I don’t know whether this particular case will be successful, but the two ladies aren’t alone in their plight. Their only crime? To be born in the 1950s.
You see, these ladies are in the first tranche to be caught under the provisions of the 1995 Pensions Act which sought to equalise the State Pension Age with men. The issue isn’t so much the concept of equalisation (though no one ever suggests equalising the entitlement down to 60 for men) but rather the way it was handled by the Government.
It’s all well and fine changing the law in 1995 (the then Labour Opposition voted against the provision) but you have to inform the people affected in good time to help them make alternative arrangements.
And it’s common practice. Whenever there’s been radical changes to pension schemes – in both the public and private sectors – anyone within 10 years of their retirement age usually is able to remain in their previous scheme, on the basis there’s not the time to make up for the changes. So why not for these women too?

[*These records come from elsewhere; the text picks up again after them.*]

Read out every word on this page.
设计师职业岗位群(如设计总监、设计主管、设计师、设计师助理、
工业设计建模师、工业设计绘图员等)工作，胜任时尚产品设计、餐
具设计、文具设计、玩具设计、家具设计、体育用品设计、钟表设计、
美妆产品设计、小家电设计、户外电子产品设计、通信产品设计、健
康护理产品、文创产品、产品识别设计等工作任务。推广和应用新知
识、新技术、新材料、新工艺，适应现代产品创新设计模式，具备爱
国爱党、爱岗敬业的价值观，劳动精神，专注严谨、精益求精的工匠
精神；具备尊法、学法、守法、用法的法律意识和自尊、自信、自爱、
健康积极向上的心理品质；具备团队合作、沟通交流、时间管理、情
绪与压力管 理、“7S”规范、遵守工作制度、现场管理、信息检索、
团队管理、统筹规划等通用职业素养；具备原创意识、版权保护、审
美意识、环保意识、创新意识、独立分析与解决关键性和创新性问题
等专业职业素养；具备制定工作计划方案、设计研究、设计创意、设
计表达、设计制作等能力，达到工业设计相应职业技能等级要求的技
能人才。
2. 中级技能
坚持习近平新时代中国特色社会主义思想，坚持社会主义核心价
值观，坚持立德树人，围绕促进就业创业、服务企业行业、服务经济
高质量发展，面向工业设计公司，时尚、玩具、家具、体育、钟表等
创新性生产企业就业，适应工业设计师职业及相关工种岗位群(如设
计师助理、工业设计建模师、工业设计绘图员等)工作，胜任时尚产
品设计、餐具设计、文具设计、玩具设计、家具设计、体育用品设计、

1995 was almost a quarter a century ago, I hear you say. A fair point. Plenty of time to make other arrangements. Except no one notified the women about the changes. Even the DWP website still said the state pension age for women was 60 until very recently. And that’s the first real unfairness to the 1950s women.
But matters were made worse for this group in 2011 when the Coalition Government brought in more changes, speeding-up the age increase, and extending it from 65 to 66. A double whammy for these women!
Hundreds of 1950s women across Stockport are affected and I fully support justice to be done for them, and a fairer and properly transparent process put in for changes made to future generations so that, never again, will people be robbed of their entitlement by a slight of hand.